Ici, faire l'amour n'est pas, comme à Paris, voir sa maîtresse, un quart d'heure toutes les semaines, et, le reste du temps, accrocher un regard ou un serrement de main: l'amant, l'heureux amant, passe quatre ou cinq heures de chacune de ses journées avec la femme qu'il aime. Il lui parle de ses procès, de son jardin anglais, de ses parties de chasse, de son avancement, etc., etc. C'est l'intimité la plus complète et la plus tendre; il la tutoie en présence du mari, et partout.
Un jeune homme de ce pays, et fort ambitieux, à ce qu'il croyait, appelé à une grande place à Vienne (rien moins qu'ambassadeur), n'a pas pu se faire à l'absence. Il a remercié de la place au bout de six mois, et est revenu être heureux dans la loge de son amie.
Ce commerce de tous les instants serait gênant en France, où il est nécessaire de porter dans le monde une certaine affectation, et où votre maîtresse vous dit fort bien: «Monsieur un tel, vous êtes maussade ce soir, vous ne dites rien.» En Italie il ne s'agit que de dire à la femme qu'on aime tout ce qui passe par la tête, il faut exactement penser tout haut. Il y a un certain effet nerveux de l'intimité et de la franchise provoquant la franchise, que l'on ne peut attraper que par là. Mais il y a un grand inconvénient; on trouve que faire l'amour de cette manière paralyse tous les goûts, et rend insipides toutes les autres occupations de la vie. Cet amour-là est le meilleur remplaçant de la passion.
Nos gens de Paris qui en sont encore à concevoir qu'on puisse être Persan, ne sachant que dire, s'écrieront que ces mœurs sont indécentes. D'abord je ne suis qu'historien, et puis je me réserve de leur démontrer un jour, par lourds raisonnements, qu'en fait de mœurs, et pour le fond des choses, Paris ne doit rien à Bologne. Sans s'en douter, ces pauvres gens répètent encore leur catéchisme de trois sous.
12 juillet 1821.—A Bologne il n'y a point d'odieux dans la société. A Paris, le rôle de mari trompé est exécrable; ici (à Bologne) ce n'est rien, il n'y a pas de maris trompés. Les mœurs sont donc les mêmes, il n'y a que la haine de moins, le cavalier servant de la femme est toujours ami du mari, et cette amitié, cimentée par des services réciproques, survit bien souvent à d'autres intérêts. La plupart de ces amours durent cinq ou six ans, plusieurs toujours. On se quitte enfin quand on ne trouve plus de douceur à se tout dire, et, passé le premier mois de la rupture, il n'y a pas d'aigreur.

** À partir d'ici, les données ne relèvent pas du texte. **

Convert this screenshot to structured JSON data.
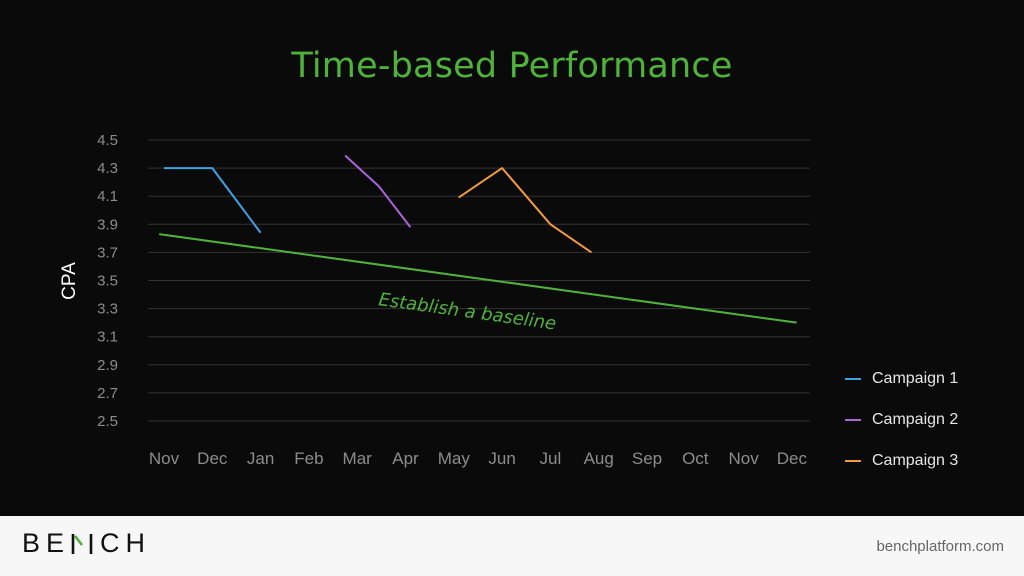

Janvier 1822.—L'ancienne mode des cavaliers servants, importée en Italie par Philippe II avec l'orgueil et les mœurs espagnoles, est entièrement tombée dans les grandes villes. Je ne connais d'exception que les Calabres, où toujours le frère aîné se fait prêtre, marie le cadet et s'établit le servant de sa belle-sœur et en même temps l'amant.

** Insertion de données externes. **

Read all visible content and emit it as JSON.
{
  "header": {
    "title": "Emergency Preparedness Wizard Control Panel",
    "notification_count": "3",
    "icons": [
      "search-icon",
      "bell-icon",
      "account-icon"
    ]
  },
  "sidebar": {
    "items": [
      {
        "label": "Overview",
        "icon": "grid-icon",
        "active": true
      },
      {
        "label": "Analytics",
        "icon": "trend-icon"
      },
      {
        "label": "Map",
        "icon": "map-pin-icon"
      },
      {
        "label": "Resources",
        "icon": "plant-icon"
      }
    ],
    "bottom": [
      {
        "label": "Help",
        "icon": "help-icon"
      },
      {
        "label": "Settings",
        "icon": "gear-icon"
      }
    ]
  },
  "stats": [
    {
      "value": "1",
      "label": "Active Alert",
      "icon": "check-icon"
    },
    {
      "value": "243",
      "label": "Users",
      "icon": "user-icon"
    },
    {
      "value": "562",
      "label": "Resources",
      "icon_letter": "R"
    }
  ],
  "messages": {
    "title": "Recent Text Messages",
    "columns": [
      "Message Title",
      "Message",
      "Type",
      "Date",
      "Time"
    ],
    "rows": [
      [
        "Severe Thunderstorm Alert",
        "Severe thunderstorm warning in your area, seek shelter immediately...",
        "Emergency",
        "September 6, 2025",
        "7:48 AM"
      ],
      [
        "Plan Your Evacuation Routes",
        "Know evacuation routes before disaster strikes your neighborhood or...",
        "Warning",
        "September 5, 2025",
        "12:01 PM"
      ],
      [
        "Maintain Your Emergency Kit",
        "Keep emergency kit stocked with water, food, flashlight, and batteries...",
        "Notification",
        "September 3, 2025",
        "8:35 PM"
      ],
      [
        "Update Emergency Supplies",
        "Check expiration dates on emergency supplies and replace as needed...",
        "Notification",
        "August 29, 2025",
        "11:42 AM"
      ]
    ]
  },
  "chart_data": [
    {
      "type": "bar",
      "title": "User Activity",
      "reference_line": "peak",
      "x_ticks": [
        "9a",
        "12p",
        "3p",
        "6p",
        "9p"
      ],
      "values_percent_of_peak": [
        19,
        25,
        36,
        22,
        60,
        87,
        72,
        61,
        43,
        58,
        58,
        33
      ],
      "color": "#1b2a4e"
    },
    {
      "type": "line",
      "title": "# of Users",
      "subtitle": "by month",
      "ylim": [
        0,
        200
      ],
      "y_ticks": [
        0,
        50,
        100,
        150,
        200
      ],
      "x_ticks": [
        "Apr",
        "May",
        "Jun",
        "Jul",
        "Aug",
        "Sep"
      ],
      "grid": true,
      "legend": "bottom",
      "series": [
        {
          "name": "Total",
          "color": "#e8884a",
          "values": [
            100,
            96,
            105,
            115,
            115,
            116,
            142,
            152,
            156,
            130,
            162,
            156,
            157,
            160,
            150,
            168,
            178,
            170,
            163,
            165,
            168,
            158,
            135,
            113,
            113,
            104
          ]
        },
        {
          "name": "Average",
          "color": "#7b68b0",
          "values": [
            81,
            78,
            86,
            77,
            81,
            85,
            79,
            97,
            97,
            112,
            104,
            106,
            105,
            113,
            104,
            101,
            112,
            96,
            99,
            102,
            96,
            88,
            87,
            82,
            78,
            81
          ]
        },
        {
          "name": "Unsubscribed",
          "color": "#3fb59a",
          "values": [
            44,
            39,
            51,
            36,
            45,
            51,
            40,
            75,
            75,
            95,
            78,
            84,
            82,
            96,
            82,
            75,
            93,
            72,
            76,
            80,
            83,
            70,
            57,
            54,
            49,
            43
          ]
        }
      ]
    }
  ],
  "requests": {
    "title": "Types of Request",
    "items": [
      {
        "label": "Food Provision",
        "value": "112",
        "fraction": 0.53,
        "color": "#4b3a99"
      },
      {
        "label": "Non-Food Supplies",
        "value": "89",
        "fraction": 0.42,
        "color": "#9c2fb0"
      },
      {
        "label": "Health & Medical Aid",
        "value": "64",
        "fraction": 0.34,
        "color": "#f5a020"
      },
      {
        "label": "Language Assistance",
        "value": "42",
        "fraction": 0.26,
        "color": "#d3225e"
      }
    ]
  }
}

Napoléon a ôté le libertinage à la haute Italie et même à ce pays-ci (Naples).
Les mœurs de la génération actuelle des jolies femmes font honte à leurs mères; elles sont plus favorables à l'amour-passion. L'amour physique a beaucoup perdu[168].
Un gouvernement libre est un gouvernement qui ne fait point de mal aux citoyens, mais qui, au contraire, leur donne la sûreté et la tranquillité. Mais il y a encore loin de là au bonheur; il faut que l'homme le fasse lui-même, car ce serait une âme bien grossière que celle qui se tiendrait parfaitement heureuse parce qu'elle jouirait de la sûreté et de la tranquillité. Nous confondons ces choses en Europe, surtout en Italie; accoutumés que nous sommes à des gouvernements qui nous font du mal, il nous semble qu'en être délivré serait le suprême bonheur; semblables en cela à des malades travaillés par des maux douloureux. L'exemple de l'Amérique montre bien le contraire. Là, le gouvernement s'acquitte fort bien de son office, et ne fait de mal à personne. Mais, comme si le destin voulait déconcerter et démentir toute notre philosophie, ou plutôt l'accuser de ne pas connaître tous les éléments de l'homme, éloignés comme nous le sommes depuis tant de siècles par le malheureux état de l'Europe de toute véritable expérience, nous voyons que lorsque le malheur venant des gouvernements manque aux Américains, ils semblent se manquer à eux-mêmes. On dirait que la source de la sensibilité se tarit chez ces gens-là. Ils sont justes, ils sont raisonnables, et ils ne sont point heureux.
L. B…, c'est-à-dire les ridicules conséquences et règles de conduite que des esprits bizarres déduisent de ce recueil de poèmes et de chansons, suffit-elle pour causer tout ce malheur? L'effet me semble bien considérable pour la cause.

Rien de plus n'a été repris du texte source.